In supervised learning, to ensure the models' validity, it is essential to identify dataset shifts, i.e., when the data distribution changes from the one the model encountered at the time of training. To detect such changes, a comparative analysis of the multidimensional data distributions of the training data and new, unseen datasets is required. In this work, we span the design space of visualizations for multidimensional comparative data analytics. Based on this design space, we present DataShiftExplorer, a technique tailored to identify and analyze the change in multidimensional data distributions. To validate our approach, we carefully manipulate a classification data generator to build two use cases that exhibit the two most common forms of data-shift, the covariate, and the prior-probability shift. Our use cases highlight how DataShiftExplorer facilitates the identification and analysis of data changes, supporting supervised learning.
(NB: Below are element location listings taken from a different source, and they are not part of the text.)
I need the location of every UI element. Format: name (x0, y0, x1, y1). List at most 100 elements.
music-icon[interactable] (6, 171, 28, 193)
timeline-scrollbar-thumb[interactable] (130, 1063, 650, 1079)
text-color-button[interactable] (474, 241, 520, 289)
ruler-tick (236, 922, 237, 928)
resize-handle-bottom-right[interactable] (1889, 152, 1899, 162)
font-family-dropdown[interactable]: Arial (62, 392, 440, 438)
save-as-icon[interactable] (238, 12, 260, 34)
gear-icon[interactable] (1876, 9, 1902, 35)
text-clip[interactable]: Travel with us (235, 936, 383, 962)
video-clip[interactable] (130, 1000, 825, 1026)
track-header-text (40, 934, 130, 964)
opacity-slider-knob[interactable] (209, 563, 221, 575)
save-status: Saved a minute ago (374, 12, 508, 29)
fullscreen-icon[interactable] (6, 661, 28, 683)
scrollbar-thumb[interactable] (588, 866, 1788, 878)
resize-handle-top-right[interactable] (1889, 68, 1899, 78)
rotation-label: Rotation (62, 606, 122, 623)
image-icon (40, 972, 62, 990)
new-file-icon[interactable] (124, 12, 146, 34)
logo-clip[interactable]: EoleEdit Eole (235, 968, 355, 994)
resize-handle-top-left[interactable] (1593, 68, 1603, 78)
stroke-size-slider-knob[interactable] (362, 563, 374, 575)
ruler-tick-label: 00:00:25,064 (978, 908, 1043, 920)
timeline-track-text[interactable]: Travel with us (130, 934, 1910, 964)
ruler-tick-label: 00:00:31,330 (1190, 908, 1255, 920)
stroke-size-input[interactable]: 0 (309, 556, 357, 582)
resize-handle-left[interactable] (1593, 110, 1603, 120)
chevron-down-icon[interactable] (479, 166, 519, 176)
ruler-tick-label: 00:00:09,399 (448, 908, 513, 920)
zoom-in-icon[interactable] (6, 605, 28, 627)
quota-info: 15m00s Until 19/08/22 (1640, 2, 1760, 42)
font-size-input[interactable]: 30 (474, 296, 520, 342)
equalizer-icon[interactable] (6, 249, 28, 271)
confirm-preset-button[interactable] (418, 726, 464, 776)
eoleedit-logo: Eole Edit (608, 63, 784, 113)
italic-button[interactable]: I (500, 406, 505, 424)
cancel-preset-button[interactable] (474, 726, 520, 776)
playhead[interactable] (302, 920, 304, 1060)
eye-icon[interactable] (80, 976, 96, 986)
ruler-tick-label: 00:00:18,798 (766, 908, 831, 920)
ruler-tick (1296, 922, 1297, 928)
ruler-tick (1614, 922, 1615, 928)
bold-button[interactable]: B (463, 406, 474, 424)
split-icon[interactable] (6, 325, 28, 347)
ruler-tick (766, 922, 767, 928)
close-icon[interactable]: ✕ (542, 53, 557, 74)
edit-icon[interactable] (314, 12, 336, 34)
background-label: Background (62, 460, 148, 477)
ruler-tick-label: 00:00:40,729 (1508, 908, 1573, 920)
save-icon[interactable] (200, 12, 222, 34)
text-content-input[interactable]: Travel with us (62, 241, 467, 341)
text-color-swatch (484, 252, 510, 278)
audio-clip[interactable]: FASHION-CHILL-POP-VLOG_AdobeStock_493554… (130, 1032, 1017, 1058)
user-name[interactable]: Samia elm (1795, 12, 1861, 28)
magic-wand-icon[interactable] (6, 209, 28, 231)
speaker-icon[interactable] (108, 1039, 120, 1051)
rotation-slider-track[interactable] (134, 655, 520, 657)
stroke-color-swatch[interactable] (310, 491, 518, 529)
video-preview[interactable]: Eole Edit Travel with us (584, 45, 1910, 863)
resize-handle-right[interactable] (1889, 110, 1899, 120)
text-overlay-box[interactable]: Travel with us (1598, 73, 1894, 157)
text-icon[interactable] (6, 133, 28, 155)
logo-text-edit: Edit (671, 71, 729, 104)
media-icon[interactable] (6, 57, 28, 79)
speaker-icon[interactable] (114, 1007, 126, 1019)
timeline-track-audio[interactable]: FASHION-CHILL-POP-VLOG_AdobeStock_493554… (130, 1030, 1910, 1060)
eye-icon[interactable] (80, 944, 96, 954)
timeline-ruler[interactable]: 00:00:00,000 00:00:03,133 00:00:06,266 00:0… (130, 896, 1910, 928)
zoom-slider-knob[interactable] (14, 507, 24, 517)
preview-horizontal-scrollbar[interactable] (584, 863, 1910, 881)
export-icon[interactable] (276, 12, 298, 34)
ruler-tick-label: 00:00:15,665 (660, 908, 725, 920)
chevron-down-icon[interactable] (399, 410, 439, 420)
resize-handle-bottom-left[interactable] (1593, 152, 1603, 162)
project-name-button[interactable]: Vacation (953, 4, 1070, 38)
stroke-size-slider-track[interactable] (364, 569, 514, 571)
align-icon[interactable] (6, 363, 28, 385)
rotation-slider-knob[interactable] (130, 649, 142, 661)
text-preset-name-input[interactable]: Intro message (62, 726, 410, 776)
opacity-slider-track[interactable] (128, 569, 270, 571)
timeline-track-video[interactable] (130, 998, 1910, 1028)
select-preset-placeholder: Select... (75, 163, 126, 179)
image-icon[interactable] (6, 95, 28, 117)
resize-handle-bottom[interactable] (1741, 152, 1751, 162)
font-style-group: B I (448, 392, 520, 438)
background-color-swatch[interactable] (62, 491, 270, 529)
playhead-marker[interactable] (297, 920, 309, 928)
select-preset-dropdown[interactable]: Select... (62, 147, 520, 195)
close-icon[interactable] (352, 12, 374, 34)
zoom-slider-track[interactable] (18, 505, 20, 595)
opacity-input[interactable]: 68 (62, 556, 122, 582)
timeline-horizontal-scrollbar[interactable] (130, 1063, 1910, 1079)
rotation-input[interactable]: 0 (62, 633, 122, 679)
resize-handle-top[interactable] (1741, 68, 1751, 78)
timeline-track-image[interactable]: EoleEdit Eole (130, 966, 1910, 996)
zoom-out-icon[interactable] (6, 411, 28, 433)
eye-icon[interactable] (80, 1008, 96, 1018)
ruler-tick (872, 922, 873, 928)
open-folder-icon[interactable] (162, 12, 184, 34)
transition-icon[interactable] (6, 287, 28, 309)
*Texto informado pelo autor.
Bruno Schneider is a Ph.D. Candidate in the Data Analysis and Visualization Group (DBVIS), at the University of Konstanz, Germany. The head of the group is Prof. Dr. Daniel Keim, who has a distinguished career in the fields of Information Visualization and Visual Analytics. The research in his group focuses on identifying opportunities for connecting human domain expert knowledge with fully automated algorithms and processes in computer science, through interactive visual interfaces. Before moving to Germany, Bruno gained his Master degree in Rio de Janeiro, Brazil, from the School of Applied Math, FGV (2014).